Subscribe to Our Youtube Channel

Follow us on Spotify

The Right Ways to Integrate a Remote Work Setup

Sean: I have a question about what you just said, because if leading is more like coaching and facilitating , and scheduling one-on-ones, and doing it and asking them how they’re doing, and that takes time.

What about the legwork? How would a leader manage the legwork that he or she has? Plus doing those one-on-ones which you mentioned before that it would just happen in the water cooler. It would just happen because your proximity is zero when you’re in the office.

Bret: So remote companies generally work radically differently too, even the way most companies are working now in this forced remote environment. Remote companies do not use synchronous communication for the most part, they use asynchronous communication.

So they don’t expect an immediate response, which means I don’t need to be present. I don’t need to be available because I can respond whenever I like. And what remote leaders do very well is they agree with the individual. They agree with the project, they agree with the outcome and, they agree what needs to happen for that to happen.

And they say, “please go and do it. If you have an issue, come and talk to me.” And what the best remote companies do is they break it actually down into tasks. They look at the tasks and go, have you done this task before? As an individual, to what extent have you completed a task like this before? Because if you haven’t actually completed this at a task level, you’re going to have to learn to do it at a task level, which means I’m going to either have to train you. I’m going to have to show you how to get done the way I want it to get done.

So leaders, they break it down to tasks. They understand where the person may not be that good at completing the project. They build the training for it. And they actually, that is part of their role. It’s part of the grunt work, but they weirdly enough end up having more time because they don’t have to micromanage. They don’t have to do what was done. They don’t, you know, if you’re working asynchronously, it means you don’t have meetings. You know, most well-run remote companies, avoid meetings at all costs because meetings take time to set up.

They take many hours and they are often ineffective.
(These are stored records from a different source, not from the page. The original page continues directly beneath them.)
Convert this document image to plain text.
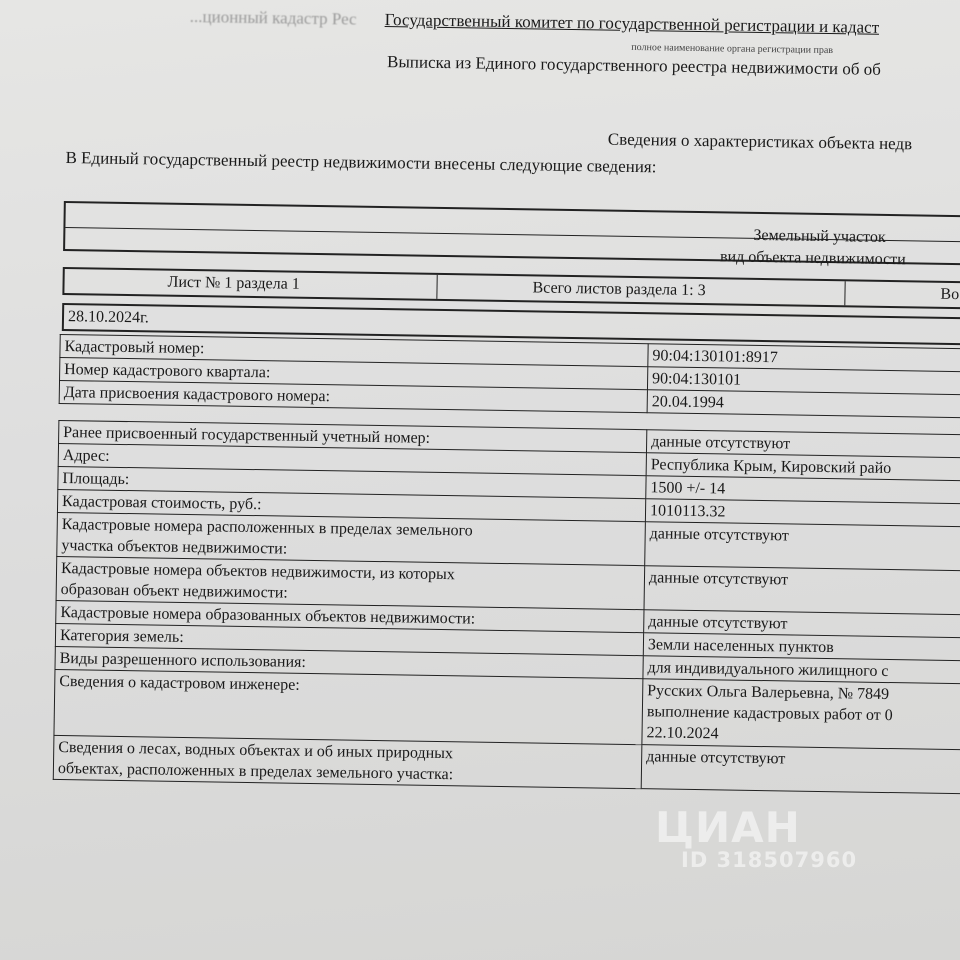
...ционный кадастр Рес Государственный комитет по государственной регистрации и кадаст
полное наименование органа регистрации прав
Выписка из Единого государственного реестра недвижимости об об
Сведения о характеристиках объекта недв
В Единый государственный реестр недвижимости внесены следующие сведения:
Земельный участок
вид объекта недвижимости
Лист № 1 раздела 1	Всего листов раздела 1: 3	Во
28.10.2024г.
Кадастровый номер:	90:04:130101:8917
Номер кадастрового квартала:	90:04:130101
Дата присвоения кадастрового номера:	20.04.1994
Ранее присвоенный государственный учетный номер:	данные отсутствуют
Адрес:	Республика Крым, Кировский райо
Площадь:	1500 +/- 14
Кадастровая стоимость, руб.:	1010113.32

Кадастровые номера расположенных в пределах земельного
участка объектов недвижимости:	данные отсутствуют

Кадастровые номера объектов недвижимости, из которых
образован объект недвижимости:	данные отсутствуют
Кадастровые номера образованных объектов недвижимости:	данные отсутствуют
Категория земель:	Земли населенных пунктов
Виды разрешенного использования:	для индивидуального жилищного с
Сведения о кадастровом инженере:	Русских Ольга Валерьевна, № 7849
выполнение кадастровых работ от 0
22.10.2024

Сведения о лесах, водных объектах и об иных природных
объектах, расположенных в пределах земельного участка:	данные отсутствуют
ЦИАН
ID 318507960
But if we have to do a meeting, then we make it highly effective. Actually leadership, in most cases in a remote environment, can actually be easier. And it can be easy to find time to do the work you do, because you’re not in these meetings that most companies that have been forced to go into remote are. If you look at a company like Base Camp, the leaders of that company have three meetings a week maximum short meetings as well.

The business just runs itself. There’s a system in the business that doesn’t require oversight. It doesn’t require too much micromanagement because we’re hiring the people who can get on with the job. We analyze where they may need help. We then get in and help them at those stages and things progress very quickly.
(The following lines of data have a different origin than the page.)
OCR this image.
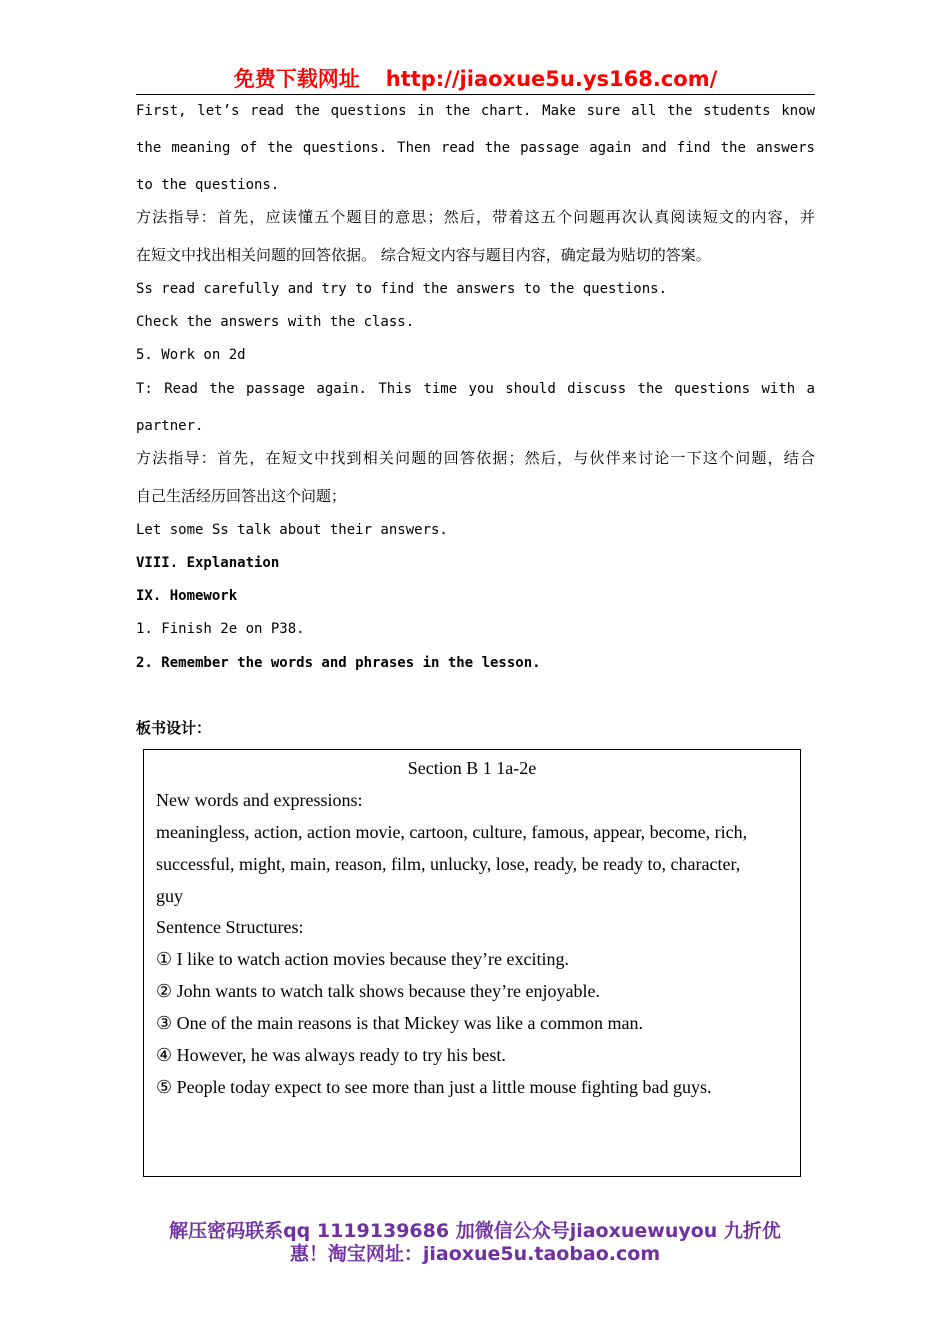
免费下载网址 http://jiaoxue5u.ys168.com/
First, let’s read the questions in the chart. Make sure all the students know
the meaning of the questions. Then read the passage again and find the answers
to the questions.
方法指导：首先，应读懂五个题目的意思；然后，带着这五个问题再次认真阅读短文的内容，并
在短文中找出相关问题的回答依据。 综合短文内容与题目内容，确定最为贴切的答案。
Ss read carefully and try to find the answers to the questions.
Check the answers with the class.
5. Work on 2d
T: Read the passage again. This time you should discuss the questions with a
partner.
方法指导：首先，在短文中找到相关问题的回答依据；然后，与伙伴来讨论一下这个问题，结合
自己生活经历回答出这个问题；
Let some Ss talk about their answers.
VIII. Explanation
IX. Homework
1. Finish 2e on P38.
2. Remember the words and phrases in the lesson.
板书设计：
Section B 1 1a-2e
New words and expressions:
meaningless, action, action movie, cartoon, culture, famous, appear, become, rich,
successful, might, main, reason, film, unlucky, lose, ready, be ready to, character,
guy
Sentence Structures:
① I like to watch action movies because they’re exciting.
② John wants to watch talk shows because they’re enjoyable.
③ One of the main reasons is that Mickey was like a common man.
④ However, he was always ready to try his best.
⑤ People today expect to see more than just a little mouse fighting bad guys.
解压密码联系qq 1119139686 加微信公众号jiaoxuewuyou 九折优
惠！淘宝网址：jiaoxue5u.taobao.com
But it’s moving, it’s moving from synchronous communication to asynchronous communication, which is actually a hard thing to do because we’re designed for synchronicity.

Sean: You mentioned companies that like Automatic, Zapier, Buffer. GitLab. GitHub. These are software companies primarily. Now, I’m thinking local here in the Philippines, for example, a lot of companies are still brick and mortar that you’d rarely see tech companies here.
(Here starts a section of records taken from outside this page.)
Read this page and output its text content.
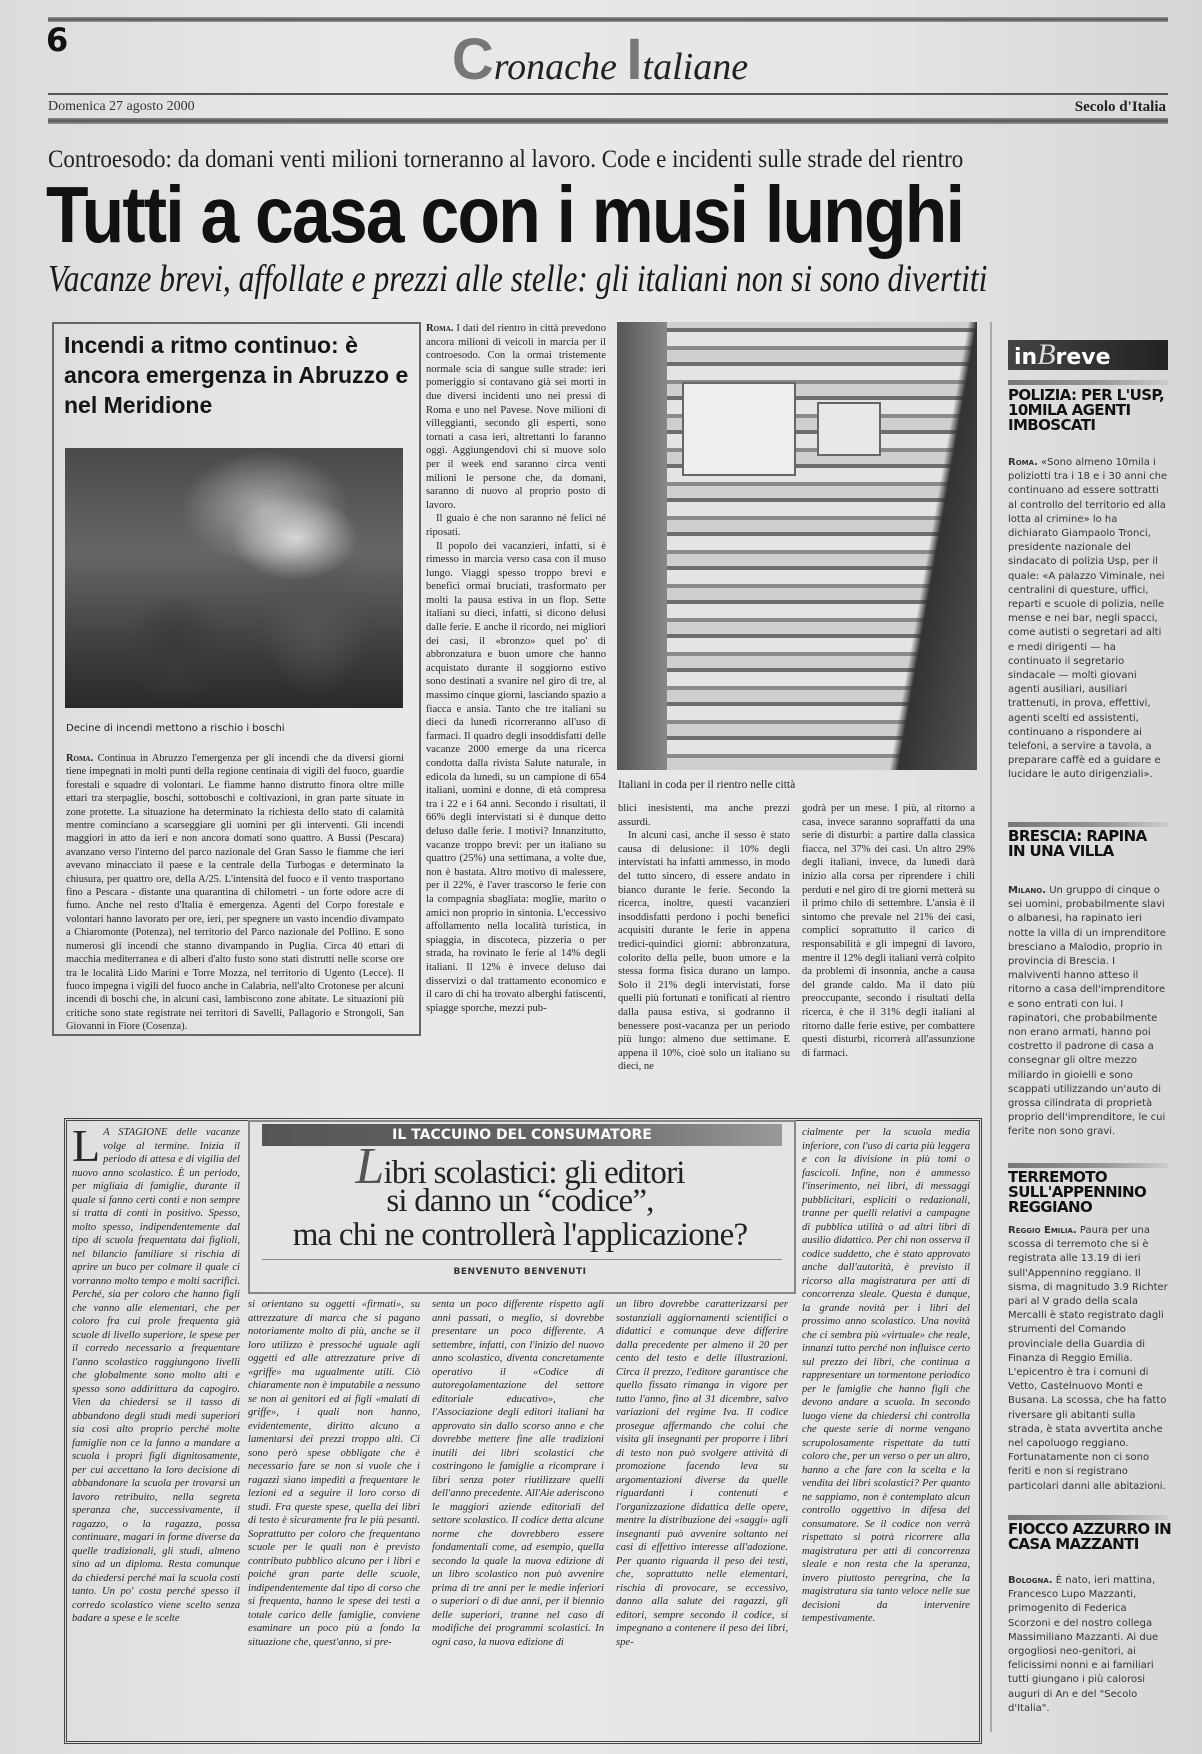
6	Cronache Italiane
Domenica 27 agosto 2000	Secolo d'Italia
Controesodo: da domani venti milioni torneranno al lavoro. Code e incidenti sulle strade del rientro
Tutti a casa con i musi lunghi
Vacanze brevi, affollate e prezzi alle stelle: gli italiani non si sono divertiti
Incendi a ritmo continuo: è ancora emergenza in Abruzzo e nel Meridione
Decine di incendi mettono a rischio i boschi

Roma. Continua in Abruzzo l'emergenza per gli incendi che da diversi giorni tiene impegnati in molti punti della regione centinaia di vigili del fuoco, guardie forestali e squadre di volontari. Le fiamme hanno distrutto finora oltre mille ettari tra sterpaglie, boschi, sottoboschi e coltivazioni, in gran parte situate in zone protette. La situazione ha determinato la richiesta dello stato di calamità mentre cominciano a scarseggiare gli uomini per gli interventi. Gli incendi maggiori in atto da ieri e non ancora domati sono quattro. A Bussi (Pescara) avanzano verso l'interno del parco nazionale del Gran Sasso le fiamme che ieri avevano minacciato il paese e la centrale della Turbogas e determinato la chiusura, per quattro ore, della A/25. L'intensità del fuoco e il vento trasportano fino a Pescara - distante una quarantina di chilometri - un forte odore acre di fumo. Anche nel resto d'Italia è emergenza. Agenti del Corpo forestale e volontari hanno lavorato per ore, ieri, per spegnere un vasto incendio divampato a Chiaromonte (Potenza), nel territorio del Parco nazionale del Pollino. E sono numerosi gli incendi che stanno divampando in Puglia. Circa 40 ettari di macchia mediterranea e di alberi d'alto fusto sono stati distrutti nelle scorse ore tra le località Lido Marini e Torre Mozza, nel territorio di Ugento (Lecce). Il fuoco impegna i vigili del fuoco anche in Calabria, nell'alto Crotonese per alcuni incendi di boschi che, in alcuni casi, lambiscono zone abitate. Le situazioni più critiche sono state registrate nei territori di Savelli, Pallagorio e Strongoli, San Giovanni in Fiore (Cosenza).

Roma. I dati del rientro in città prevedono ancora milioni di veicoli in marcia per il controesodo. Con la ormai tristemente normale scia di sangue sulle strade: ieri pomeriggio si contavano già sei morti in due diversi incidenti uno nei pressi di Roma e uno nel Pavese. Nove milioni di villeggianti, secondo gli esperti, sono tornati a casa ieri, altrettanti lo faranno oggi. Aggiungendovi chi si muove solo per il week end saranno circa venti milioni le persone che, da domani, saranno di nuovo al proprio posto di lavoro.

Il guaio è che non saranno né felici né riposati.

Il popolo dei vacanzieri, infatti, si è rimesso in marcia verso casa con il muso lungo. Viaggi spesso troppo brevi e benefici ormai bruciati, trasformato per molti la pausa estiva in un flop. Sette italiani su dieci, infatti, si dicono delusi dalle ferie. E anche il ricordo, nei migliori dei casi, il «bronzo» quel po' di abbronzatura e buon umore che hanno acquistato durante il soggiorno estivo sono destinati a svanire nel giro di tre, al massimo cinque giorni, lasciando spazio a fiacca e ansia. Tanto che tre italiani su dieci da lunedì ricorreranno all'uso di farmaci. Il quadro degli insoddisfatti delle vacanze 2000 emerge da una ricerca condotta dalla rivista Salute naturale, in edicola da lunedì, su un campione di 654 italiani, uomini e donne, di età compresa tra i 22 e i 64 anni. Secondo i risultati, il 66% degli intervistati si è dunque detto deluso dalle ferie. I motivi? Innanzitutto, vacanze troppo brevi: per un italiano su quattro (25%) una settimana, a volte due, non è bastata. Altro motivo di malessere, per il 22%, è l'aver trascorso le ferie con la compagnia sbagliata: moglie, marito o amici non proprio in sintonia. L'eccessivo affollamento nella località turistica, in spiaggia, in discoteca, pizzeria o per strada, ha rovinato le ferie al 14% degli italiani. Il 12% è invece deluso dai disservizi o dal trattamento economico e il caro di chi ha trovato alberghi fatiscenti, spiagge sporche, mezzi pub-

Italiani in coda per il rientro nelle città

blici inesistenti, ma anche prezzi assurdi.

In alcuni casi, anche il sesso è stato causa di delusione: il 10% degli intervistati ha infatti ammesso, in modo del tutto sincero, di essere andato in bianco durante le ferie. Secondo la ricerca, inoltre, questi vacanzieri insoddisfatti perdono i pochi benefici acquisiti durante le ferie in appena tredici-quindici giorni: abbronzatura, colorito della pelle, buon umore e la stessa forma fisica durano un lampo. Solo il 21% degli intervistati, forse quelli più fortunati e tonificati al rientro dalla pausa estiva, si godranno il benessere post-vacanza per un periodo più lungo: almeno due settimane. E appena il 10%, cioè solo un italiano su dieci, ne

godrà per un mese. I più, al ritorno a casa, invece saranno sopraffatti da una serie di disturbi: a partire dalla classica fiacca, nel 37% dei casi. Un altro 29% degli italiani, invece, da lunedì darà inizio alla corsa per riprendere i chili perduti e nel giro di tre giorni metterà su il primo chilo di settembre. L'ansia è il sintomo che prevale nel 21% dei casi, complici soprattutto il carico di responsabilità e gli impegni di lavoro, mentre il 12% degli italiani verrà colpito da problemi di insonnia, anche a causa del grande caldo. Ma il dato più preoccupante, secondo i risultati della ricerca, è che il 31% degli italiani al ritorno dalle ferie estive, per combattere questi disturbi, ricorrerà all'assunzione di farmaci.

inBreve
POLIZIA: PER L'USP, 10MILA AGENTI IMBOSCATI

Roma. «Sono almeno 10mila i poliziotti tra i 18 e i 30 anni che continuano ad essere sottratti al controllo del territorio ed alla lotta al crimine» lo ha dichiarato Giampaolo Tronci, presidente nazionale del sindacato di polizia Usp, per il quale: «A palazzo Viminale, nei centralini di questure, uffici, reparti e scuole di polizia, nelle mense e nei bar, negli spacci, come autisti o segretari ad alti e medi dirigenti — ha continuato il segretario sindacale — molti giovani agenti ausiliari, ausiliari trattenuti, in prova, effettivi, agenti scelti ed assistenti, continuano a rispondere ai telefoni, a servire a tavola, a preparare caffè ed a guidare e lucidare le auto dirigenziali».

BRESCIA: RAPINA IN UNA VILLA

Milano. Un gruppo di cinque o sei uomini, probabilmente slavi o albanesi, ha rapinato ieri notte la villa di un imprenditore bresciano a Malodio, proprio in provincia di Brescia. I malviventi hanno atteso il ritorno a casa dell'imprenditore e sono entrati con lui. I rapinatori, che probabilmente non erano armati, hanno poi costretto il padrone di casa a consegnar gli oltre mezzo miliardo in gioielli e sono scappati utilizzando un'auto di grossa cilindrata di proprietà proprio dell'imprenditore, le cui ferite non sono gravi.

TERREMOTO SULL'APPENNINO REGGIANO

Reggio Emilia. Paura per una scossa di terremoto che si è registrata alle 13.19 di ieri sull'Appennino reggiano. Il sisma, di magnitudo 3.9 Richter pari al V grado della scala Mercalli è stato registrato dagli strumenti del Comando provinciale della Guardia di Finanza di Reggio Emilia. L'epicentro è tra i comuni di Vetto, Castelnuovo Monti e Busana. La scossa, che ha fatto riversare gli abitanti sulla strada, è stata avvertita anche nel capoluogo reggiano. Fortunatamente non ci sono feriti e non si registrano particolari danni alle abitazioni.

FIOCCO AZZURRO IN CASA MAZZANTI

Bologna. È nato, ieri mattina, Francesco Lupo Mazzanti, primogenito di Federica Scorzoni e del nostro collega Massimiliano Mazzanti. Ai due orgogliosi neo-genitori, ai felicissimi nonni e ai familiari tutti giungano i più calorosi auguri di An e del "Secolo d'Italia".

L A STAGIONE delle vacanze volge al termine. Inizia il periodo di attesa e di vigilia del nuovo anno scolastico. È un periodo, per migliaia di famiglie, durante il quale si fanno certi conti e non sempre si tratta di conti in positivo. Spesso, molto spesso, indipendentemente dal tipo di scuola frequentata dai figlioli, nel bilancio familiare si rischia di aprire un buco per colmare il quale ci vorranno molto tempo e molti sacrifici. Perché, sia per coloro che hanno figli che vanno alle elementari, che per coloro fra cui prole frequenta già scuole di livello superiore, le spese per il corredo necessario a frequentare l'anno scolastico raggiungono livelli che globalmente sono molto alti e spesso sono addirittura da capogiro. Vien da chiedersi se il tasso di abbandono degli studi medi superiori sia così alto proprio perché molte famiglie non ce la fanno a mandare a scuola i propri figli dignitosamente, per cui accettano la loro decisione di abbandonare la scuola per trovarsi un lavoro retribuito, nella segreta speranza che, successivamente, il ragazzo, o la ragazza, possa continuare, magari in forme diverse da quelle tradizionali, gli studi, almeno sino ad un diploma. Resta comunque da chiedersi perché mai la scuola costi tanto. Un po' costa perché spesso il corredo scolastico viene scelto senza badare a spese e le scelte

IL TACCUINO DEL CONSUMATORE
Libri scolastici: gli editori
si danno un “codice”,
ma chi ne controllerà l'applicazione?
BENVENUTO BENVENUTI

si orientano su oggetti «firmati», su attrezzature di marca che si pagano notoriamente molto di più, anche se il loro utilizzo è pressoché uguale agli oggetti ed alle attrezzature prive di «griffe» ma ugualmente utili. Ciò chiaramente non è imputabile a nessuno se non ai genitori ed ai figli «malati di griffe», i quali non hanno, evidentemente, diritto alcuno a lamentarsi dei prezzi troppo alti. Ci sono però spese obbligate che è necessario fare se non si vuole che i ragazzi siano impediti a frequentare le lezioni ed a seguire il loro corso di studi. Fra queste spese, quella dei libri di testo è sicuramente fra le più pesanti. Soprattutto per coloro che frequentano scuole per le quali non è previsto contributo pubblico alcuno per i libri e poiché gran parte delle scuole, indipendentemente dal tipo di corso che si frequenta, hanno le spese dei testi a totale carico delle famiglie, conviene esaminare un poco più a fondo la situazione che, quest'anno, si pre-

senta un poco differente rispetto agli anni passati, o meglio, si dovrebbe presentare un poco differente. A settembre, infatti, con l'inizio del nuovo anno scolastico, diventa concretamente operativo il «Codice di autoregolamentazione del settore editoriale educativo», che l'Associazione degli editori italiani ha approvato sin dallo scorso anno e che dovrebbe mettere fine alle tradizioni inutili dei libri scolastici che costringono le famiglie a ricomprare i libri senza poter riutilizzare quelli dell'anno precedente. All'Aie aderiscono le maggiori aziende editoriali del settore scolastico. Il codice detta alcune norme che dovrebbero essere fondamentali come, ad esempio, quella secondo la quale la nuova edizione di un libro scolastico non può avvenire prima di tre anni per le medie inferiori o superiori o di due anni, per il biennio delle superiori, tranne nel caso di modifiche dei programmi scolastici. In ogni caso, la nuova edizione di

un libro dovrebbe caratterizzarsi per sostanziali aggiornamenti scientifici o didattici e comunque deve differire dalla precedente per almeno il 20 per cento del testo e delle illustrazioni. Circa il prezzo, l'editore garantisce che quello fissato rimanga in vigore per tutto l'anno, fino al 31 dicembre, salvo variazioni del regime Iva. Il codice prosegue affermando che colui che visita gli insegnanti per proporre i libri di testo non può svolgere attività di promozione facendo leva su argomentazioni diverse da quelle riguardanti i contenuti e l'organizzazione didattica delle opere, mentre la distribuzione dei «saggi» agli insegnanti può avvenire soltanto nei casi di effettivo interesse all'adozione. Per quanto riguarda il peso dei testi, che, soprattutto nelle elementari, rischia di provocare, se eccessivo, danno alla salute dei ragazzi, gli editori, sempre secondo il codice, si impegnano a contenere il peso dei libri, spe-

cialmente per la scuola media inferiore, con l'uso di carta più leggera e con la divisione in più tomi o fascicoli. Infine, non è ammesso l'inserimento, nei libri, di messaggi pubblicitari, espliciti o redazionali, tranne per quelli relativi a campagne di pubblica utilità o ad altri libri di ausilio didattico. Per chi non osserva il codice suddetto, che è stato approvato anche dall'autorità, è previsto il ricorso alla magistratura per atti di concorrenza sleale. Questa è dunque, la grande novità per i libri del prossimo anno scolastico. Una novità che ci sembra più «virtuale» che reale, innanzi tutto perché non influisce certo sul prezzo dei libri, che continua a rappresentare un tormentone periodico per le famiglie che hanno figli che devono andare a scuola. In secondo luogo viene da chiedersi chi controlla che queste serie di norme vengano scrupolosamente rispettate da tutti coloro che, per un verso o per un altro, hanno a che fare con la scelta e la vendita dei libri scolastici? Per quanto ne sappiamo, non è contemplato alcun controllo oggettivo in difesa del consumatore. Se il codice non verrà rispettato si potrà ricorrere alla magistratura per atti di concorrenza sleale e non resta che la speranza, invero piuttosto peregrina, che la magistratura sia tanto veloce nelle sue decisioni da intervenire tempestivamente.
How I imagine it to be is once we can go out again, is there going to be demand for face-to-face meetings? My clients that I know would. How would remote work progress? Because what we are talking about here is very important. Remote work and implementing a really good, effective, and beautiful culture, asynchronous communication.

This is, this is cutting edge. This is how modern work should be, but how would it progress? How do you see it progressing once life goes on the way it’s used to be?

Bret: I don’t see this going very well, frankly. The reason for that is because most leaders are going to think that they’re going to, they will run this in a hybrid fashion.

Some people working in an office, so people working from home and that theoretically people think that’ll be easier to leave, but actually it’s going to be harder to lead that type of environment. Because you, when we’re all remote as we are now, we experienced the work culture in the same way. We have different homes and different home environments, but our work culture experiences the same way, we’re all working in the same way.

But when it goes to hybrid, you’re going to have some people in the office. And some people working remotely. And then there’s a disconnect and subcultures conform there that are very dangerous. So the people who are working remotely in a hybrid environment end up experiencing work differently, they end up experiencing the culture differently.

They miss out on the banter, and the chat, and the social culture development that happens in the office. They feel like they are not considered for promotion in the same way that the people in the office or who are there in front of the leader all the time. They miss out on discussions, they are not included in decision-making because people just forget it’s natural.

If there’s five of us in an office and we can make a decision, we make a decision. “Why do we have to wait for Jackie  who may not respond immediately?” And this synchronous-asynchronous communication thing is the last point about how difficult hybrid is going to be because the people in the office will be communicating synchronously, talking, chatting.

And then the people remote will be expecting to work asynchronously because they may be taking their child to school. They may be you know, looking after sick parents or they may be just going for a walk because you  need the break, you need time to decompress. And so having a hybrid environment where remote first is not the default way of working will end up in the people being remote feeling like second class citizens.

And if you feel like a second class citizen in your company, you will go to a company where you feel like a first-class citizen. And up until now, there were not that many fully remote companies that were, you know, there were a handful say two hands full of really well-run fully remote companies.

And they weren’t, you know, they weren’t going to hire more people because they had lots and lots of choices, et cetera. But now there are hundreds, if not thousands, if not tens of thousands of new remote companies that are going to be run well. Why would I work in a badly run hybrid environment when I want to work remote?

When there’s a well-run remote company in Taiwan who wants to hire me, you know, I can work for them. Even the company in Alaska who wants to hire me, you know I can’t remember exactly what it is, but I think GitLab has employees in 65 countries.

Sean: Actually, that’s very interesting that you use the word hybrid.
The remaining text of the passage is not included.